A House Divided
by Christy Barritt
| I never thought that my church -- my family -- would
fall. I thought we were stronger than that. |
Diivorce wasn't in my vocabulary. It was
something that happened to other families, but not mine. We had it all together.
Or so I thought.
The fighting started while I was away at college. I called home and I
could tell something was wrong. No one wanted to admit it at first but eventually
it all began to come out. The unkind things that were being said, the backstabbing,
the gossip.
As much as I would have liked to keep my distance from the problems at
home, the day eventually came when I had to face reality. It was break time
at school, and I had a plane ticket home. I usually looked forward to going
home but not this time. This time I felt that I would have to choose sides,
and that was making me an emotional mess.
During my flight home, I felt a sense of dread. When the time came when
I actually had to walk through the doors and greet everyone, I felt unsure.
How would I act once I got inside? How would everyone else act once I got
inside? But to my surprise everyone seemed happy -- like this divorce was
for the best. I could see through it though. I knew this had hurt my brothers
and sisters also. The only difference between them and me was that they'd
been around to witness the demise.
My tears that weekend did nothing to change the fact that my family was
divided. I survived our time together and went back to college, still turning
over in my mind what had happened. My friends noticed something was wrong
with me. I wasn't talking about my family as much as I had in the past.
I used to sing my family's praises every chance I got -- I thought they
could do no wrong. But things had changed, and I was no longer proud of
my roots. My world had been shaken, and it would never be the same.
With time, I thought, I had buried all my feelings and hurts, dealing
with them in a distant sort of way. But when I became engaged a year and
a half later, all of my hurts surfaced again as everyone in my family began
to give me advice on marriage. Still trying to show them respect, I could
only nod as they spoke with me and shared their wisdom on commitment. Deep
down inside I resented their advice because I'd seen what their idea of
commitment was. When things didn't go the way they wanted, they went their
separate ways. Some commitment, I thought. No, I didn't need or want their
advice.
The divorce that I'm speaking of was not between my mother and father.
It was a divorce that happened within my church. Most people call my church
divorce a church split. My heart was torn in half. I was so disappointed
in the ugliness that had occurred among people I'd once respected. I began
to question the very existence of the church. I knew in my heart that the
church was an institution ordained by God; we were the body of Christ. I
never thought my church -- my family -- would fall. I thought we were stronger
than that.
Church splits aren't unusual. Though we as Christians are called to love,
we fight behind our own walls, doing a poor job at practicing love. Even
sadder is the fact that splits occur over petty issues such as members not
agreeing about the color of the new carpet, or because they don't like the
style of music being played and sung.
If your church has split, you may understand how painful it is. Here
are a few things I've learned from dealing with my church split that I hope
might also help you.
1. Don't focus on the problem. If we focus on the fact that
our church has split, we'll stop focusing on the reason we come together
as a church -- to worship, to grow, to fellowship. We're not responsible
for the actions of others, but we are responsible for our own actions. One
woman I know was so disgusted by what had happened that she just stopped
going to church after the split. Though this may be a tempting option, it
is important to be watching out for our own spiritual well being. Going
to church is an essential part of our growth as a Christian.
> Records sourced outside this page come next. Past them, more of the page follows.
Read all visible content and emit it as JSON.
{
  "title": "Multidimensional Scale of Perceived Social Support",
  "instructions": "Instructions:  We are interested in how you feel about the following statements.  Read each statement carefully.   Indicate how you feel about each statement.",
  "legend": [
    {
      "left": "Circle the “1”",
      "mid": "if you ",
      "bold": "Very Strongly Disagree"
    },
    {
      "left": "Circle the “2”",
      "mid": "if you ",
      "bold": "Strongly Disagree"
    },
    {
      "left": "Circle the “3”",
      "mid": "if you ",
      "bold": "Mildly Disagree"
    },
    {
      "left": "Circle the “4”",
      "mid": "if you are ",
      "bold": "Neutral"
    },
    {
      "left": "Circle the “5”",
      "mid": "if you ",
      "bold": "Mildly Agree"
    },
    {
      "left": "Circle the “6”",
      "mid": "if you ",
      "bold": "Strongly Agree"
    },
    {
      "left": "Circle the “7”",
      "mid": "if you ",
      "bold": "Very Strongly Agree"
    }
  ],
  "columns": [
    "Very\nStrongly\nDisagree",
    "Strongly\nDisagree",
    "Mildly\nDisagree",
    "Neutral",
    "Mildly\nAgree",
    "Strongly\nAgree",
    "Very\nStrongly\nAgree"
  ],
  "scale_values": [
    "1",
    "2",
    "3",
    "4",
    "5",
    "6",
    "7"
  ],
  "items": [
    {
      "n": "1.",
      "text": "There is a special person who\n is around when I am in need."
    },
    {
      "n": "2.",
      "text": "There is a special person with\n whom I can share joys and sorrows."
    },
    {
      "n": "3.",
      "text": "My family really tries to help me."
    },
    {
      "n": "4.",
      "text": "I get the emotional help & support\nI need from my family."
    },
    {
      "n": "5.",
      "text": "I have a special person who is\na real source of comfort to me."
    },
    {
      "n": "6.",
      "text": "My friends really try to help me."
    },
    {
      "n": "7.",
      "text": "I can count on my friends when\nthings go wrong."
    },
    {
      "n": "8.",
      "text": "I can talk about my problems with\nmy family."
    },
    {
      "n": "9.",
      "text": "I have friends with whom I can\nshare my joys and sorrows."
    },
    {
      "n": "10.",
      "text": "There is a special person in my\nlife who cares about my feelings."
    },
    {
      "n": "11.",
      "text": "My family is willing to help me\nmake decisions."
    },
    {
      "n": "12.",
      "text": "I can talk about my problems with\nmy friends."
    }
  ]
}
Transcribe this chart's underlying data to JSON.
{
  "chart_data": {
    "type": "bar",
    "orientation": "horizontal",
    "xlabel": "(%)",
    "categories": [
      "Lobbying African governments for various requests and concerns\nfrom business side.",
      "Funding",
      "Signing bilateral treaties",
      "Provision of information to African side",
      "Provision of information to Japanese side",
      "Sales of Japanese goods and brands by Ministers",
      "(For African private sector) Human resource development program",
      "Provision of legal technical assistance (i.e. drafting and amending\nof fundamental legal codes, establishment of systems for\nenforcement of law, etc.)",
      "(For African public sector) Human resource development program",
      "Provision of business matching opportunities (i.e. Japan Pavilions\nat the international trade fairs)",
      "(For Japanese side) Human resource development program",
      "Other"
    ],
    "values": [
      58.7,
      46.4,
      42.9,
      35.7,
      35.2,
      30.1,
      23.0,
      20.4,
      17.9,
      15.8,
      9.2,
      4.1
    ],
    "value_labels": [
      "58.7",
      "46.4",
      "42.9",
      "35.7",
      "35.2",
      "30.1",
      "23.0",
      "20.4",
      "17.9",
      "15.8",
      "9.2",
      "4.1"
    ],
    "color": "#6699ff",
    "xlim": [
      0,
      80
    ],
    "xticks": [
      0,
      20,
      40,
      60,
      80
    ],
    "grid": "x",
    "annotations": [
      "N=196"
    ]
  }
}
2. Remember that bitterness festers. We must let go of any
bitterness we feel towards those involved and work at bringing unity to
the body. I had a hard time with bitterness when my church split occurred.
I wanted to place blame on those directly involved. Though the blame was
sometimes rightly deserved, I realized that I couldn't throw the stone in
my own hand while standing there aware of my own imperfections in other
areas.
3. Forgiveness is essential. When we don't forgive others
it separates us from God, and we only hurt ourselves. Colossians 3:13 tells
us to: "Forgive whatever grievances you may have against one another.
Forgive as the Lord forgave you." The Lord gracefully gives his forgiveness
when we seek after it. It's the least we can do for others.
4. Don't gossip about the people who seem to be in the center
of it. We are warned against this in James 3:10 when James says, "Out
of the same mouth come praise and cursing. My brothers, this should not
be." It's easy to want to trash-talk the people we are upset with,
but this won't help the problem. In fact, it will make things worse by involving
more people and promoting dissension. If you have a problem with someone,
take it to them. They may have some answers for you or be able to explain
some of their actions. There may be a side to the story that you were unaware
of.
5. Pray. Pray that the Lord will give you peace and understanding.
Pray for strength to let go of bitterness.
Any way you look at church splits, they are difficult. God doesn't like
them anymore than you do. He shares in your heartbreak. But God heals those
who seek him -- even church splits.
Christy Barritt lives in Virginia Beach, Virginia.